With Jeff riding shotgun in the bow, I sculled the canoe quietly, using turns and outcroppings of willows, reeds and pickerelweed for concealment. We weren’t far along when, from behind a leafy curtain of willows, several wood ducks rose with a watery rush of wings. At the report of Jeff’s shotgun, the nearest of the “woodies” fell to the water and floated head-down. Shortly thereafter Jeff dropped another wood duck that flushed from an oak-shadowed cut to our left. With that we went ashore and changed positions.

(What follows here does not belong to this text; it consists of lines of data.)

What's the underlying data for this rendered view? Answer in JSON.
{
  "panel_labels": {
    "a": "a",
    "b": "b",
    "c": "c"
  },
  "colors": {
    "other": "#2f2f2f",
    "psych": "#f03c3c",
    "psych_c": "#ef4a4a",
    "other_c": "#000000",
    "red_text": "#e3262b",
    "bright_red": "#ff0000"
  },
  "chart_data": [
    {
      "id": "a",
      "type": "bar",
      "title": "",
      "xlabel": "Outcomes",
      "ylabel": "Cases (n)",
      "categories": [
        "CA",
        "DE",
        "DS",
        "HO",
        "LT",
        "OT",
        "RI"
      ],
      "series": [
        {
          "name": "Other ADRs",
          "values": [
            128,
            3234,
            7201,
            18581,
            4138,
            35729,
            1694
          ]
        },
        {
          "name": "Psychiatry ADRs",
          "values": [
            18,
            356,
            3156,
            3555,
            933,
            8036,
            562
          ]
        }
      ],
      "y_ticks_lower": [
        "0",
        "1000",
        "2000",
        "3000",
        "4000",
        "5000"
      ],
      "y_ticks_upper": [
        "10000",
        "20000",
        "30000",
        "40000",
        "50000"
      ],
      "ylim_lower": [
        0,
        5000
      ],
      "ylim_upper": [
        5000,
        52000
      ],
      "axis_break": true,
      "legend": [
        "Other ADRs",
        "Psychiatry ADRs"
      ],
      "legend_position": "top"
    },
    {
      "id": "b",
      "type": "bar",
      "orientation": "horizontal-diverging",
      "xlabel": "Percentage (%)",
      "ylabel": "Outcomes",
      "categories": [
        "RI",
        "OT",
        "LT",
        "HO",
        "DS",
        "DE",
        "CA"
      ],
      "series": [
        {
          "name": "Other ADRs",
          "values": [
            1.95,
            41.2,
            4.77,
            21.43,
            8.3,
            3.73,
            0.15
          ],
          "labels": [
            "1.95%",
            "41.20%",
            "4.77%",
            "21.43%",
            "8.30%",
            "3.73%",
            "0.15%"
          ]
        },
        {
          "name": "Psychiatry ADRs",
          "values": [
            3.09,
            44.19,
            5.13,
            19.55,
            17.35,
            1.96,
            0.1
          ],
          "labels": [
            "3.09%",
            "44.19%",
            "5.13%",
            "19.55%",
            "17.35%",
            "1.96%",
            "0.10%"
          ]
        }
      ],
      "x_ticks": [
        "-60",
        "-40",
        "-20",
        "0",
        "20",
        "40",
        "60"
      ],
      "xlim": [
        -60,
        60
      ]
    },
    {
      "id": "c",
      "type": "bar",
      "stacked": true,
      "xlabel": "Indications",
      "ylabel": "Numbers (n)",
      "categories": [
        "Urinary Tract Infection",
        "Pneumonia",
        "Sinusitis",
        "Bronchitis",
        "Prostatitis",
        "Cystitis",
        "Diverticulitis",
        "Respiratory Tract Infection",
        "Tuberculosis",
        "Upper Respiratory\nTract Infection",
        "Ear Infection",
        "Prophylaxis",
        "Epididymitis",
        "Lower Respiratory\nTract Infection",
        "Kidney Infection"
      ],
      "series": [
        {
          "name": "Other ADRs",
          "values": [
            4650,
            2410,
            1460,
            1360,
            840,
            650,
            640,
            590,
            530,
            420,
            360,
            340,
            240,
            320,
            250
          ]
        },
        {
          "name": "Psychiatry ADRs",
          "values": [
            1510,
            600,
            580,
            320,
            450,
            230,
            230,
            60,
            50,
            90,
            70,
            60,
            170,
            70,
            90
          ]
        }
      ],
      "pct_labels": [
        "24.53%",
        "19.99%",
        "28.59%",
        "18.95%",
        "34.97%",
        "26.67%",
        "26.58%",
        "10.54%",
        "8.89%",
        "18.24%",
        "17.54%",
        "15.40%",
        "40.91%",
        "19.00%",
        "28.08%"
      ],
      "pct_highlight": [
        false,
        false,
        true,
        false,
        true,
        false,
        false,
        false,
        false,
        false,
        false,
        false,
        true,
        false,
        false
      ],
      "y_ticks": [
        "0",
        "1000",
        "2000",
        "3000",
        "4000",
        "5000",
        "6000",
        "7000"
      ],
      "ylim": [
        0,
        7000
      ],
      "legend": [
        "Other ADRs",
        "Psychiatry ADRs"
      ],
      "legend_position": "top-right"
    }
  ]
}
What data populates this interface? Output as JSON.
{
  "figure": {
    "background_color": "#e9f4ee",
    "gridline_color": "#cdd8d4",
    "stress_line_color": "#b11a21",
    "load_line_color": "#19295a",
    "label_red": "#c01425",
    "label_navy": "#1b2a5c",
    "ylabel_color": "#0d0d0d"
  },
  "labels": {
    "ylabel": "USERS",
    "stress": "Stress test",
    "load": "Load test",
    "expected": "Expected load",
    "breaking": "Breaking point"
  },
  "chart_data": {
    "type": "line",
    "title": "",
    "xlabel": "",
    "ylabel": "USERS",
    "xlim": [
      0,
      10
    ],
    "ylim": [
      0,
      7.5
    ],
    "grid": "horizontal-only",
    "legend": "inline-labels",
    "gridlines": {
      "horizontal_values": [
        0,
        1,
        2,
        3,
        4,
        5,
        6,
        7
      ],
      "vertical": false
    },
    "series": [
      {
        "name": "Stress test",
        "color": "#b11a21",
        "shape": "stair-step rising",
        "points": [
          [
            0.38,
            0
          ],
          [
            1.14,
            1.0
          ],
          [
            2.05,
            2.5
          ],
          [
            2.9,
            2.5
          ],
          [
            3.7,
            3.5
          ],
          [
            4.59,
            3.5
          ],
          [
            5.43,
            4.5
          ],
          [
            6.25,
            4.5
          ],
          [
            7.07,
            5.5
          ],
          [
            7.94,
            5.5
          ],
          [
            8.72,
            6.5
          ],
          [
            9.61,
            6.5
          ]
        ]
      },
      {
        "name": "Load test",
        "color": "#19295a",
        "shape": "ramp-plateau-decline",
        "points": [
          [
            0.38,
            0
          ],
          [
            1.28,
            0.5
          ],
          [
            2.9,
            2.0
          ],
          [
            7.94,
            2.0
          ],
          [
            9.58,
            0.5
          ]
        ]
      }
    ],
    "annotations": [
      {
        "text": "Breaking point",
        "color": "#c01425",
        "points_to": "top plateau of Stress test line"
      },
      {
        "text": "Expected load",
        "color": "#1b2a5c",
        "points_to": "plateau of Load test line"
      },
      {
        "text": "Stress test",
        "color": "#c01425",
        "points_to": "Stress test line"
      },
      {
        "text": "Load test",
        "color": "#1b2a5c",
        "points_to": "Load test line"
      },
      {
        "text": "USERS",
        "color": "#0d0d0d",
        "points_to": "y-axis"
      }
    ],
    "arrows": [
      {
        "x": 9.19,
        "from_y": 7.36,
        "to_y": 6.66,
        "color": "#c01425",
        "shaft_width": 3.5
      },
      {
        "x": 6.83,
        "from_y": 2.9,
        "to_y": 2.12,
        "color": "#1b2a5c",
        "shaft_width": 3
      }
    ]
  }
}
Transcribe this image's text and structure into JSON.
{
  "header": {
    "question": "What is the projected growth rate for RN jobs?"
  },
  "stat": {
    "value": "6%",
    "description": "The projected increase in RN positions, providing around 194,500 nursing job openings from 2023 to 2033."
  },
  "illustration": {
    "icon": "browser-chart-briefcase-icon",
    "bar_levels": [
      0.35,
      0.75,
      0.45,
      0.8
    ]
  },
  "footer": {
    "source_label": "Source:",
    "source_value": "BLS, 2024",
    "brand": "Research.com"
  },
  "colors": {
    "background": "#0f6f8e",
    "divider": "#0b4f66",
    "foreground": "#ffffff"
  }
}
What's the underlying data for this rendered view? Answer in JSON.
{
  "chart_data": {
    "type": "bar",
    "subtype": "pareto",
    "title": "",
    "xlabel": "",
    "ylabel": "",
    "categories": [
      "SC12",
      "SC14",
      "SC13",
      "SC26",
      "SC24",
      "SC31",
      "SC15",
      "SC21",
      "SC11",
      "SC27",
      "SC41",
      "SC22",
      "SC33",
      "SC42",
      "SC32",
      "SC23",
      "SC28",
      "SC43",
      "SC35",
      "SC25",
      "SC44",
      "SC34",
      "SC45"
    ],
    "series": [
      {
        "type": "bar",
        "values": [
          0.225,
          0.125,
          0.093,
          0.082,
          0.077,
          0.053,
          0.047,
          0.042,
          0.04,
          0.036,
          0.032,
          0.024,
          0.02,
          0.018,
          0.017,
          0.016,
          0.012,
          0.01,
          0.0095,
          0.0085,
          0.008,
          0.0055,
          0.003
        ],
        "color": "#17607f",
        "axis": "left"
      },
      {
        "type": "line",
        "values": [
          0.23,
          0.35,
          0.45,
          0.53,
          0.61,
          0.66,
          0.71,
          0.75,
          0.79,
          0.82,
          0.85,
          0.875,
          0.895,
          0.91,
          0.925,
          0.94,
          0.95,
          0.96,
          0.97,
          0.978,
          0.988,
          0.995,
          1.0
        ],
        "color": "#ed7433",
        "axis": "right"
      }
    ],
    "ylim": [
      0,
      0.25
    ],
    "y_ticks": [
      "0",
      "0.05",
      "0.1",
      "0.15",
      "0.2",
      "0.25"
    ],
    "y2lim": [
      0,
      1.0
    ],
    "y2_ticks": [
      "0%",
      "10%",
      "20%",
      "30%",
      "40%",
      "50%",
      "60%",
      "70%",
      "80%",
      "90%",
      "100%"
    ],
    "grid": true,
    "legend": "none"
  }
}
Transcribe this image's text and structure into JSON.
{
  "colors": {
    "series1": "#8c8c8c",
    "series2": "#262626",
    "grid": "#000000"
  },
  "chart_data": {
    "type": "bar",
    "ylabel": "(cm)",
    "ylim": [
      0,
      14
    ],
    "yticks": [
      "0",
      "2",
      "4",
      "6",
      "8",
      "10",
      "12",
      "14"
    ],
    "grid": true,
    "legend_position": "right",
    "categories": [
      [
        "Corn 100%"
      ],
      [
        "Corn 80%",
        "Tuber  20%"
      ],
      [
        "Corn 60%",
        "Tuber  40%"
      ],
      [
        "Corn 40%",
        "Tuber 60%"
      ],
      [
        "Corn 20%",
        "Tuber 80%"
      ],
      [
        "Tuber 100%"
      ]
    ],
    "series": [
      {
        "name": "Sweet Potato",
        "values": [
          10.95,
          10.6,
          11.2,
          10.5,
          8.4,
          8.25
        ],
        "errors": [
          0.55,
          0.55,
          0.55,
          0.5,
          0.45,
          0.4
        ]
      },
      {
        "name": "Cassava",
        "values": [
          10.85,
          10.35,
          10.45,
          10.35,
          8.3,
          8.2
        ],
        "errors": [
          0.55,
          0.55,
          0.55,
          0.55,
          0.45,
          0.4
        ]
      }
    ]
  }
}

Directly, however, the stream widened and straightened, enabling ducks to see us and flush out of range. Not that it mattered. I was content with taking mental pictures of the autumnal “streamscape” and studying the selective cutting of beavers. So it went until the bridge where our hunt would end came into view about 150 yards ahead. In this case, however, the end was the beginning. Moments later, a hen wood duck swam nervously from behind a sprawl of pickerelweed only a few canoe lengths away. Raising my shotgun, I waited for the duck to fly — and in the interim heard a car approaching the bridge. It couldn’t have been planned more per-fectly. When the duck eventually flushed it flew straightaway toward the bridge where the car — probably the only one to pass that way that morning — was crossing at precisely the same time. Consequently, I didn’t shoot for fear of peppering the car with No. 4 shot. Though the average effective range of a shotgun firing birdshot is 50 yards, give or take, the overall range is much farther, 200 yards at least. Ask duck hunters who have been showered with shot fired from across marshes.
I can’t imagine the embarrassment I’d suffer if I had recklessly shot and hit the car. Let alone the outrage of the driver. But I can imagine my embarrassment being exacerbated by newspapers and newscasts announcing “Outdoors writer shoots car while duck hunting.” Murphy’s Law wouldn’t have it any other way.